Studio album by Suns of Arqa
- Released: 1984
- Recorded: Ashton-under-Lyne; Greater Manchester; England;
- Genre: Trance; Bhaṅgṛā;
- Length: 52:02
- Label: Rocksteady Records 1 GIL
- Producer: Michael Wadada (billed as Wadada Elder Arqan)

Suns of Arqa chronology
| Wadada Magic (1983) | India? (1984) | Ark of the Arqans (1985) |

= India? =

India? is the third studio album by the band Suns of Arqa, recorded and released in 1984 by Rocksteady Records. The album was produced by Suns of Arqa founder Michael Wadada.
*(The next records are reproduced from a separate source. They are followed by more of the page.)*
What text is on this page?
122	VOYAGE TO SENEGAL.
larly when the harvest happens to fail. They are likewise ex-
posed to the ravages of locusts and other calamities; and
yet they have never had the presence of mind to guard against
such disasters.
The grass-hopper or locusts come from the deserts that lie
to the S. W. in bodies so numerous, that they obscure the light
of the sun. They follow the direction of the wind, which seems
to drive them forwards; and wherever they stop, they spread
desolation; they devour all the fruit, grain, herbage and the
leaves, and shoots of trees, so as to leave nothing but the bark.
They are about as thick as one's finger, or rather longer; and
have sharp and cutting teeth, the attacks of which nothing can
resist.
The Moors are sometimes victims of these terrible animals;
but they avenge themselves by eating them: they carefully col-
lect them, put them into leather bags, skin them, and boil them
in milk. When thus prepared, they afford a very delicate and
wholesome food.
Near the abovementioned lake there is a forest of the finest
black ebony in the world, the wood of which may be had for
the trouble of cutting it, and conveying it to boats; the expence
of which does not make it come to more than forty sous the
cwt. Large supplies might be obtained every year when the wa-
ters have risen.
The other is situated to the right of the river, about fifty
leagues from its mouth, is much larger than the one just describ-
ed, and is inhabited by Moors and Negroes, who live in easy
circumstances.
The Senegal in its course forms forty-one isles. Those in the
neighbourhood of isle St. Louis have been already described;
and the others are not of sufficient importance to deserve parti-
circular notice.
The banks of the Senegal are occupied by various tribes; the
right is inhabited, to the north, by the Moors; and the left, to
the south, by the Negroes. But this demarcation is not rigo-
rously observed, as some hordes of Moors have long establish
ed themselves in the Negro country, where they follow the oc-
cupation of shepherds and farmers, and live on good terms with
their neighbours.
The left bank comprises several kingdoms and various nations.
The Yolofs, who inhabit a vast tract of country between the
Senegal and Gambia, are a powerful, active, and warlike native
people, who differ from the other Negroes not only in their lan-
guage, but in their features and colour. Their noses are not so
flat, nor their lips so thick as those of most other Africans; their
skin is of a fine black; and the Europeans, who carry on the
The spine reads "Suns of Arqa Vol IV - Such big ears, but still you can't see".

India? is a radical departure from the style of the previous two albums Revenge of the Mozabites and Wadada Magic. As the title suggests, this album has a strong Indian feel to its arrangements and instrumentation. It has not been released on CD, however three of the five tracks have found their way onto other Suns of Arqa CD releases.

Track A1 'Give Love' which features Ras Michael appears on the 1991 compilation CD Land of a Thousand Churches, and tracks A3/B2 (Kalashree/Vairabi) both appear on the 1992 CD Kokoromochi.

The sleevenotes for this LP include thank-yous to Adrian Sherwood, Style Scott, Gadgi, Martin Hannett, Chris Nagle and Kevin Metcalf.

==Track listing==

===Dancer Side===
1. "Give Love" – 4:32
2. "S7" – 4:16
3. "Kalashree" – 17:38

===Yantra Side===
1. "Asirus" – 4:17
2. "Vairabi" – 21:19

==Personnel==

Founder Michael Wadada performs on this album with sajoe, guitar, drums and vocals. The band also comprises Aziz Zeria on tanpura, Kalu Zeria on tabla, Helen Watson and Madastra on vocals, Doctor Himadri Chaudhuri on violin, mandolin and harp, Keith 'Lizard' Logan and Moot Beret on bass, Eric Random on shakers (on location in India), OB Glen and OB Gray on keyboards.